Seminars

Entanglement and Emergent Space in Matrix Quantum Mechanics

It is well-established the local quantum field theories can arise from lattice models. A distinct origin of quantum fields are large N matrices where, in contrast to most lattice models, no locality is manifest in the microscopic Hamiltonian. The emergence of locality from matrix theories is not well-understood, but is likely essential for understanding the emergence of gravitating spacetime in holographic duality. One diagnostic of locality is (emergent) area law entanglement of the microscopic degrees of freedom. I will discuss a particularly robust notion of entanglement in matrix theories that is rooted in their U(N) Gauss law constraint and show how simple models of 'fuzzy geometry’ contain area law entanglement.

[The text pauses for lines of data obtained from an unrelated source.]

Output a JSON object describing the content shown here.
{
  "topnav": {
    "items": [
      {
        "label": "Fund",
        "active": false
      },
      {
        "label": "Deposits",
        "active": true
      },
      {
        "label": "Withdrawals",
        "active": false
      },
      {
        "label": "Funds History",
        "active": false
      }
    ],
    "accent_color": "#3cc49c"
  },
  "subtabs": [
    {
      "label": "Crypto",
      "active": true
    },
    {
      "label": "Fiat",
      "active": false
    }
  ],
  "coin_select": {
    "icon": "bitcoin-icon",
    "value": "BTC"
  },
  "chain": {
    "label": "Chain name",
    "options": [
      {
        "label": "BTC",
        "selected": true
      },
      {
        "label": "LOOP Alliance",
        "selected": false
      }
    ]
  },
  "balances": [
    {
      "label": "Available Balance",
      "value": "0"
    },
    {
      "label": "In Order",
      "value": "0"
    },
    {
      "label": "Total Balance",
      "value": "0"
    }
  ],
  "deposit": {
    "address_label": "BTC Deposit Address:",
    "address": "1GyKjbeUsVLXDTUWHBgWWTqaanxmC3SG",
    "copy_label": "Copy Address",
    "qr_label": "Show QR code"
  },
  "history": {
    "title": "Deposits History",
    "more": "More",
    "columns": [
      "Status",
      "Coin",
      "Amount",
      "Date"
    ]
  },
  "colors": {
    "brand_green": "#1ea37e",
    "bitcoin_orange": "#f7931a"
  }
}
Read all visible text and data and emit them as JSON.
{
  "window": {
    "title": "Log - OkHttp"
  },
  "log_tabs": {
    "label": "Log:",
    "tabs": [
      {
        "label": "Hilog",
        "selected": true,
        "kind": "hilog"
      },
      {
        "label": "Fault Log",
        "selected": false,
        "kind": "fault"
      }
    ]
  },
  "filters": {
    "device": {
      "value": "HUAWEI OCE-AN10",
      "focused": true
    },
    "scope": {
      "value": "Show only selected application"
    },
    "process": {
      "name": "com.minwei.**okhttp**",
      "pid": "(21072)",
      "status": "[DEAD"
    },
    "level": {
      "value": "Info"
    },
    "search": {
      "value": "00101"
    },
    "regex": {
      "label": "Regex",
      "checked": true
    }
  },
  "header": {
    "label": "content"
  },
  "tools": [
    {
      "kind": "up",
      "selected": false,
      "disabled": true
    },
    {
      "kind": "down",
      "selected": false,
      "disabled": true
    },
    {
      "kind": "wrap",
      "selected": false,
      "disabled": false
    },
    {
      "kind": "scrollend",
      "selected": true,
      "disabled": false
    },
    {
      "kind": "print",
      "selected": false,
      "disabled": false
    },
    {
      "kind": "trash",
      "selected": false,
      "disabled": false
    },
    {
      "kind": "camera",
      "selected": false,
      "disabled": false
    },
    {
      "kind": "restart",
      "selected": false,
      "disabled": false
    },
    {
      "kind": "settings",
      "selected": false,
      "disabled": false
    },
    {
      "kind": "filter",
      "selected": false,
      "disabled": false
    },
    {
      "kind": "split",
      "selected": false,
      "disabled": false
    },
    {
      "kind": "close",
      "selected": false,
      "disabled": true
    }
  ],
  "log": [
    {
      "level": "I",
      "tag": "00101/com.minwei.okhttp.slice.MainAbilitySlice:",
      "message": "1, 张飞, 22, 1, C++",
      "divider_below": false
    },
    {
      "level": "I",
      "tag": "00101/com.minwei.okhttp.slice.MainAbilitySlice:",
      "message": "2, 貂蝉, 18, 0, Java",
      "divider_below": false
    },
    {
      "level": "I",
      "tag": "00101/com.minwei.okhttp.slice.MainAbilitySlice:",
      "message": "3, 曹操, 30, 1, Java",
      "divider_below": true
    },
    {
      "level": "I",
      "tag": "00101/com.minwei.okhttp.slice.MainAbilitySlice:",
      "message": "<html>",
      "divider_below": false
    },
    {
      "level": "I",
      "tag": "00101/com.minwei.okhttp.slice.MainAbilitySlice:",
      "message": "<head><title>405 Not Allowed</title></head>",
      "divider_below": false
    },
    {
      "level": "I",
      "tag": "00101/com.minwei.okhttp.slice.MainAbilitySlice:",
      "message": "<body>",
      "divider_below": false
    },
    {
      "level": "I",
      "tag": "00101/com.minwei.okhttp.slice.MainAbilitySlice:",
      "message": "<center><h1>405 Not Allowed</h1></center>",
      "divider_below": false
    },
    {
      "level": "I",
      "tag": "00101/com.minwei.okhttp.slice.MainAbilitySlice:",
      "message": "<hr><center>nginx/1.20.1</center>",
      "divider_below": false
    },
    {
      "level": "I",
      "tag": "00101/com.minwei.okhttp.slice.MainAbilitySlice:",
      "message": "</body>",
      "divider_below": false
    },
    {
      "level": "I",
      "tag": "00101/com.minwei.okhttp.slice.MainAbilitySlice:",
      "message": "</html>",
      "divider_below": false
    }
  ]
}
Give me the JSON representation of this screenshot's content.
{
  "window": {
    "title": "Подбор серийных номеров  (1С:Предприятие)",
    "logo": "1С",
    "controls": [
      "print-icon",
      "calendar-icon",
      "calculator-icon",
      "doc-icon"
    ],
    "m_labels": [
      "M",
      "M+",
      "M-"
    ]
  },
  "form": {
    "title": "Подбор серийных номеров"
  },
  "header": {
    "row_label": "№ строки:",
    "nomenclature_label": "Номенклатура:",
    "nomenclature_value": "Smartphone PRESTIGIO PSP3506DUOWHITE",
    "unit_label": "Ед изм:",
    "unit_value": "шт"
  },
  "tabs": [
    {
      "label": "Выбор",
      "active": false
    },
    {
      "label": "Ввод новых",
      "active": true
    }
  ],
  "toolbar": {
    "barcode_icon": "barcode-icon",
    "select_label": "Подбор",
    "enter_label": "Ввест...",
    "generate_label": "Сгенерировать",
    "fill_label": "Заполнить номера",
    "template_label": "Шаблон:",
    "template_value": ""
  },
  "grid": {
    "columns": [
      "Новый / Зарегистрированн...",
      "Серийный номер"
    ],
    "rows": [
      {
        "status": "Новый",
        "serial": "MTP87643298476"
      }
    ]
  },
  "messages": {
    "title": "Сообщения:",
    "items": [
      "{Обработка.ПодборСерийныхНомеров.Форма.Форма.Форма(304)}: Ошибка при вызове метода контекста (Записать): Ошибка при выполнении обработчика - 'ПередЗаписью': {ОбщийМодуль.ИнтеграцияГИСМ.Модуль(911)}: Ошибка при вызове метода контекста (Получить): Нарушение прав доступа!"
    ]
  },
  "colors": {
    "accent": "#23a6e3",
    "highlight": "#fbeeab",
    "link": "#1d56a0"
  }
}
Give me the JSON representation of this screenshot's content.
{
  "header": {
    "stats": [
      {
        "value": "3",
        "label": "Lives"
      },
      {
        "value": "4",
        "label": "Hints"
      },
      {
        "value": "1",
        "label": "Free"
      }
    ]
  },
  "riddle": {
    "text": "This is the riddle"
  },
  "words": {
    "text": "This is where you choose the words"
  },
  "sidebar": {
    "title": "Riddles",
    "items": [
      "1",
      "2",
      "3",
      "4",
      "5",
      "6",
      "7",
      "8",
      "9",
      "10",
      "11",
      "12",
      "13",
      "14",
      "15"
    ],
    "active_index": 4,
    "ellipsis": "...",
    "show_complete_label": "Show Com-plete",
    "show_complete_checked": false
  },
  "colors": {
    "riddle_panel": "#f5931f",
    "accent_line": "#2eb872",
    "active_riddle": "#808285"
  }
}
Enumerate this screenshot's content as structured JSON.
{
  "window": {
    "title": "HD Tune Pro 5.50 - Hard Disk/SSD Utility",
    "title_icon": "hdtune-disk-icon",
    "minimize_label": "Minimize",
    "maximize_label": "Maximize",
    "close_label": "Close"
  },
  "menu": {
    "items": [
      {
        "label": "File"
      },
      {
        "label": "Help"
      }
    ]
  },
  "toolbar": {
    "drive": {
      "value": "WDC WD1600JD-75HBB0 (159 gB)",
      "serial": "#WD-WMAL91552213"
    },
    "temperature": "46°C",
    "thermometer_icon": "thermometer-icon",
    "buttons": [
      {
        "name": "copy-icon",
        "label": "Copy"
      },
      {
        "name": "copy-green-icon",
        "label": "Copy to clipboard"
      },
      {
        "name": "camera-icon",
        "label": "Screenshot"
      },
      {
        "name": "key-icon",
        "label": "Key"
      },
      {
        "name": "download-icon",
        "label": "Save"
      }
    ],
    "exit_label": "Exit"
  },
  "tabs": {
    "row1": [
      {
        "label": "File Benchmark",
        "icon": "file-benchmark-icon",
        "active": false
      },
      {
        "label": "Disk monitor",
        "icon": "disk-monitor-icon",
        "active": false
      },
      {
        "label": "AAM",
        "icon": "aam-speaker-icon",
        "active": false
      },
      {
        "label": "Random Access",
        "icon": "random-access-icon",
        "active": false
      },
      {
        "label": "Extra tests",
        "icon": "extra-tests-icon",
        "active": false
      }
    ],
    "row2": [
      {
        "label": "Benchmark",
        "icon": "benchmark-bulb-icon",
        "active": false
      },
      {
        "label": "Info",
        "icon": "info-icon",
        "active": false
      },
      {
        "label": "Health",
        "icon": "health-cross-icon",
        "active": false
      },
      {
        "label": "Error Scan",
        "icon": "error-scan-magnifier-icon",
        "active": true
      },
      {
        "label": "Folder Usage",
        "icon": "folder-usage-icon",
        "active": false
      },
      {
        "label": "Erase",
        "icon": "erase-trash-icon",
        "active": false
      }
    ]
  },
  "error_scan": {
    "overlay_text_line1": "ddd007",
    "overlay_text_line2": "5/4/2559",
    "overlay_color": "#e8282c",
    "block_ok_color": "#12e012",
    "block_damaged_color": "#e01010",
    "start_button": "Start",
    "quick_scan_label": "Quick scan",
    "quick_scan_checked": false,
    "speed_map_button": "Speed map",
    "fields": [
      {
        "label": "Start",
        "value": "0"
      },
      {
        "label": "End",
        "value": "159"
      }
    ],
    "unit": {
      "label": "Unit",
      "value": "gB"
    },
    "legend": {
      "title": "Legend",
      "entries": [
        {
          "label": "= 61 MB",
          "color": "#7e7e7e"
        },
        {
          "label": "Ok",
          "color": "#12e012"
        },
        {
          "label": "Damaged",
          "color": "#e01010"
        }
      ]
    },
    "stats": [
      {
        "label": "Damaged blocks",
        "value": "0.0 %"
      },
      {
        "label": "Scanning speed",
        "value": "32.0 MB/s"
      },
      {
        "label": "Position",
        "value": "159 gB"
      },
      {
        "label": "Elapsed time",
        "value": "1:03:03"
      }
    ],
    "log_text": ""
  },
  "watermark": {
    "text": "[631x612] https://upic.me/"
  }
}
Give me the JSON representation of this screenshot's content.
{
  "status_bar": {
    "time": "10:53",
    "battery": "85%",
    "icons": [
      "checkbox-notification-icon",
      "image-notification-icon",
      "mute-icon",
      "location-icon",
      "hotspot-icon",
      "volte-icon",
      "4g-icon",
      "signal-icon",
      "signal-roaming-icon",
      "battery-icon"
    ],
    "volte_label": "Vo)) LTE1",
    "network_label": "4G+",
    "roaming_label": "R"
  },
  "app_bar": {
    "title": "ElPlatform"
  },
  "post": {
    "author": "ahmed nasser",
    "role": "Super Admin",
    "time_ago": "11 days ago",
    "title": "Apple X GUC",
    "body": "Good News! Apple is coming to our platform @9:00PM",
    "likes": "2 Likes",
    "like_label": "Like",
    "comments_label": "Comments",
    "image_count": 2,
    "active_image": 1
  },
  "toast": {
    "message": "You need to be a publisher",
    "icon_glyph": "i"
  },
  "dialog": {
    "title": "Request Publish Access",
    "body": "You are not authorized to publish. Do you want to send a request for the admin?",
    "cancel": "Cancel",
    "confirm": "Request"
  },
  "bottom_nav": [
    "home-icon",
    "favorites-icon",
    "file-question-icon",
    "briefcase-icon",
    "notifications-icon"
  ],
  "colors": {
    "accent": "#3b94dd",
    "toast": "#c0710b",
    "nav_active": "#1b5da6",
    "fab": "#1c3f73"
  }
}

Planckian electrons and phonons in cuprates

This talk will have two parts. Firstly I will give a big picture overview of the phenomenon of “Planckian scattering” in condensed matter systems, ranging from comments by Peierls on conventional metals in the 30’s to very recent studies of cuprates and other strange metals. This broad perspective makes clear the need to disentangle the roles of electron-electron and electron-phonon interactions in strange metals. In the second part of the talk I will discuss some recent ideas about the role of electron-phonon interactions in cuprate transport. I will argue that these have already been probed by heat transport experiments.